Em maio de 2012 o ex-prefeito de Nova Iorque, Michael Bloomberg, deu um grande passo em busca da diminuição das taxas de obesidade nos EUA ao anunciar a medida que proibiu a venda de copos individuais de refrigerantes, chás e demais bebidas açucaradas com mais de 470ml em estabelecimentos da cidade.

Este grande marco regulatório vigorou até o dia 26 de junho deste ano, quando o juiz Eugene F. Pigott Jr., da Corte de Apelação do Estado de Nova Iorque, vetou definitivamente tal proibição, marcando um enorme retrocesso no sistema legal da cidade que, a partir de agora, não pode mais recorrer da decisão.

Após enfrentar a resistência de donos de restaurantes, cinemas e, principalmente, dos fabricantes de bebidas, o governo nova iorquino perdeu nesta última instância e está, mais uma vez, a mercê dos interesses econômicos e publicitários das grandes marcas de bebidas açucaradas.

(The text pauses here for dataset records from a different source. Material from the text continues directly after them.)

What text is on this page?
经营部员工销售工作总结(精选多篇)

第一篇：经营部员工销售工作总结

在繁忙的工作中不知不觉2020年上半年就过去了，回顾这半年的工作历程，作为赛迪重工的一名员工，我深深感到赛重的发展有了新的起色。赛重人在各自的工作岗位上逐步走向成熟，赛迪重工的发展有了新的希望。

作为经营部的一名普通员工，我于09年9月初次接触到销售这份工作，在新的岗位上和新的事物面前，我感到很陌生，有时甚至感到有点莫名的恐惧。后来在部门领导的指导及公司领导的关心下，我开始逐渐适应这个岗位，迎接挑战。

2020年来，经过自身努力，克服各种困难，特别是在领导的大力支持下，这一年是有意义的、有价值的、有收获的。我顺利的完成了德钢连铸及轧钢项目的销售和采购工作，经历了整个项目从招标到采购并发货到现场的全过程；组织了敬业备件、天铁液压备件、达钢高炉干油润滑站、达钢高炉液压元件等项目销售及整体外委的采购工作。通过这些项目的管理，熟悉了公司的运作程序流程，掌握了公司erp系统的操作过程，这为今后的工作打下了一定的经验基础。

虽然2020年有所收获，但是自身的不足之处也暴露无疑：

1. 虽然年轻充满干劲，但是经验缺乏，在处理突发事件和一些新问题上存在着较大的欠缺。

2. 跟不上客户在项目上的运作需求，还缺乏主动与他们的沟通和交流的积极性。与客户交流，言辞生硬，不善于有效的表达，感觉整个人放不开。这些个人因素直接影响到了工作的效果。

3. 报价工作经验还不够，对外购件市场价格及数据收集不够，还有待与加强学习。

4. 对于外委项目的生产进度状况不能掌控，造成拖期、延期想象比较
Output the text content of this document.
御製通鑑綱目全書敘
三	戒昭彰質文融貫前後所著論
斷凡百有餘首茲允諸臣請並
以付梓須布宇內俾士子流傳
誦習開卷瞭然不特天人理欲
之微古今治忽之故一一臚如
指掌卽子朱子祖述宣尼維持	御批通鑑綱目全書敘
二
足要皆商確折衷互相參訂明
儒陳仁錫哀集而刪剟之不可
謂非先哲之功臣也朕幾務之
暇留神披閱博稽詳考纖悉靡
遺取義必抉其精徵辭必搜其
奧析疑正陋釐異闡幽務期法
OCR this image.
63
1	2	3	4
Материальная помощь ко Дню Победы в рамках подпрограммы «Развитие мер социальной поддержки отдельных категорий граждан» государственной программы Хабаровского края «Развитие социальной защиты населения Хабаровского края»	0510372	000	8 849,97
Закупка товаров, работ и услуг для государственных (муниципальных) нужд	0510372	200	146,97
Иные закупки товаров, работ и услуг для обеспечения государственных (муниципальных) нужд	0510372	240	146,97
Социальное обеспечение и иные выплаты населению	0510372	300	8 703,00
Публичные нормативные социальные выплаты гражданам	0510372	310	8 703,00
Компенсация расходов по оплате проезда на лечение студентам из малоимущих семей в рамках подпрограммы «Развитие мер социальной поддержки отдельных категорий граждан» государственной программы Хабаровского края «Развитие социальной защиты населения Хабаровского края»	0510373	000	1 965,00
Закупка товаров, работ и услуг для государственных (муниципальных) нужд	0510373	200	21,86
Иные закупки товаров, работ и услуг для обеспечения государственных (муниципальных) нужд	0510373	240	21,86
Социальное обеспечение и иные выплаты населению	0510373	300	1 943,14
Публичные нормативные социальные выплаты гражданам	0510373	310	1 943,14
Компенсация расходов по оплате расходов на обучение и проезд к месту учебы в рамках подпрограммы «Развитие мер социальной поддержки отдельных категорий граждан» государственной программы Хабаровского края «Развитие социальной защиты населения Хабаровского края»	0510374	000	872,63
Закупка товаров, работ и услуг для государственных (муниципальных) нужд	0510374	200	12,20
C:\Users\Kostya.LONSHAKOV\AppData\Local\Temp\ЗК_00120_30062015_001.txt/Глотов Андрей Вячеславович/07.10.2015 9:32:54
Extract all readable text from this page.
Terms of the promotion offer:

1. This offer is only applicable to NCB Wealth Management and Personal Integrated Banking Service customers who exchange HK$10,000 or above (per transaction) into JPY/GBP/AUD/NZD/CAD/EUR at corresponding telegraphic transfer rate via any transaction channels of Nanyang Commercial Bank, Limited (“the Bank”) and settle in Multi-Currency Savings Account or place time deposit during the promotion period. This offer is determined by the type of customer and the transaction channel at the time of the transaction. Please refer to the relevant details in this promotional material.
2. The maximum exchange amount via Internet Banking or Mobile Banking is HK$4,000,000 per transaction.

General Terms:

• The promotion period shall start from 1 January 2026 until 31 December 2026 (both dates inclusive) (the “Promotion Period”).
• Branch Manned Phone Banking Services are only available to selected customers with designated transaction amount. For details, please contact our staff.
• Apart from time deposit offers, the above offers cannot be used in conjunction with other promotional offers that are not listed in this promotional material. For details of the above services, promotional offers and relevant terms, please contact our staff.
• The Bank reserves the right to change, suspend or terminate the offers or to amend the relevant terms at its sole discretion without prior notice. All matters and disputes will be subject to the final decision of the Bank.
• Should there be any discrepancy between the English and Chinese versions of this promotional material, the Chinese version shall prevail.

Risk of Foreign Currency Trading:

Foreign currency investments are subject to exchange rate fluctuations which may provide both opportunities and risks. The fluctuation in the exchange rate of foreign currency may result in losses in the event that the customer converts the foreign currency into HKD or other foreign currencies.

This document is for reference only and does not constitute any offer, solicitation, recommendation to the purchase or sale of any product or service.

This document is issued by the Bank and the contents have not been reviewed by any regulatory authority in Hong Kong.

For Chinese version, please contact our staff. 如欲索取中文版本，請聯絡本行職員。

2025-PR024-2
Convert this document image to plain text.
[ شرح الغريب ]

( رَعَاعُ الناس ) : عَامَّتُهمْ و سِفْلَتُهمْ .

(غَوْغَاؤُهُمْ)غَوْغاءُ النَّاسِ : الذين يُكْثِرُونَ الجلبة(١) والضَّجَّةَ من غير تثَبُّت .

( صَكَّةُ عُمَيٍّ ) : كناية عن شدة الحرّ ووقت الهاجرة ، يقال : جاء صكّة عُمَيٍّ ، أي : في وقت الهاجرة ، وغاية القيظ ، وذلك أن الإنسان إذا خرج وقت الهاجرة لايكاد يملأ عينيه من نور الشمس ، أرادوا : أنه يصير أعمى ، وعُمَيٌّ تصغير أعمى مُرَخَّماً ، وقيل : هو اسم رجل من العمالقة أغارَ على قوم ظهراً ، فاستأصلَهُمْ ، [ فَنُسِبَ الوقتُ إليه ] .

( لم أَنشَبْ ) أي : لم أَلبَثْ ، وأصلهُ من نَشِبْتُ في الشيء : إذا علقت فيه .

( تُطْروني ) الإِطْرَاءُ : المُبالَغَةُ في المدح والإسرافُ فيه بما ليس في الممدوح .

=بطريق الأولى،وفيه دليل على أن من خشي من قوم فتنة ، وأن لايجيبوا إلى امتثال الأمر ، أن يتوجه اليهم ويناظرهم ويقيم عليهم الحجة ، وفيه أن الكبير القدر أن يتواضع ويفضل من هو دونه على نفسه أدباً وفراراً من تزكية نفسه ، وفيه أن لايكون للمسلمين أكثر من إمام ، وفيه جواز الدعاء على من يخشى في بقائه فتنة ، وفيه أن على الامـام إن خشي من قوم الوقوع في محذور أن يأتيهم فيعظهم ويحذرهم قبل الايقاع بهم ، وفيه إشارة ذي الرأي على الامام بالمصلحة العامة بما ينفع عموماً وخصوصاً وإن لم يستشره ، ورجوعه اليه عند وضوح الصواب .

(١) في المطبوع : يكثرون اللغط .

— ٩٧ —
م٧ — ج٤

É lamentável, porém não inesperado, que um país de Primeiro Mundo como os EUA, e que tem 1/3 de sua população adulta e 17% de suas crianças maiores que cinco anos de idade com excesso de peso, retroceda desta maneira em um tópico tão determinante na obesidade. É sabido que um ambiente obesogênico, marcado pela grande disponibilidade de alimentos ricos em gorduras e açúcares e baixo valor nutricional, como refrigerantes e sucos industrializados, tem grande influência sobre o comportamento alimentar dos indivíduos. Este fato é agravado pelas estratégias mercadológicas abusivas utilizadas para promover alimentos não saudáveis e causadores de obesidade e doenças associadas.

Desta forma, é de se esperar que, cada vez mais, os governos se conscientizem dos malefícios do consumo deste tipo de alimentos e comprem a briga com seus fabricantes, apesar de todo interesse econômico envolvido, afinal, é da saúde do seu povo que estamos falando!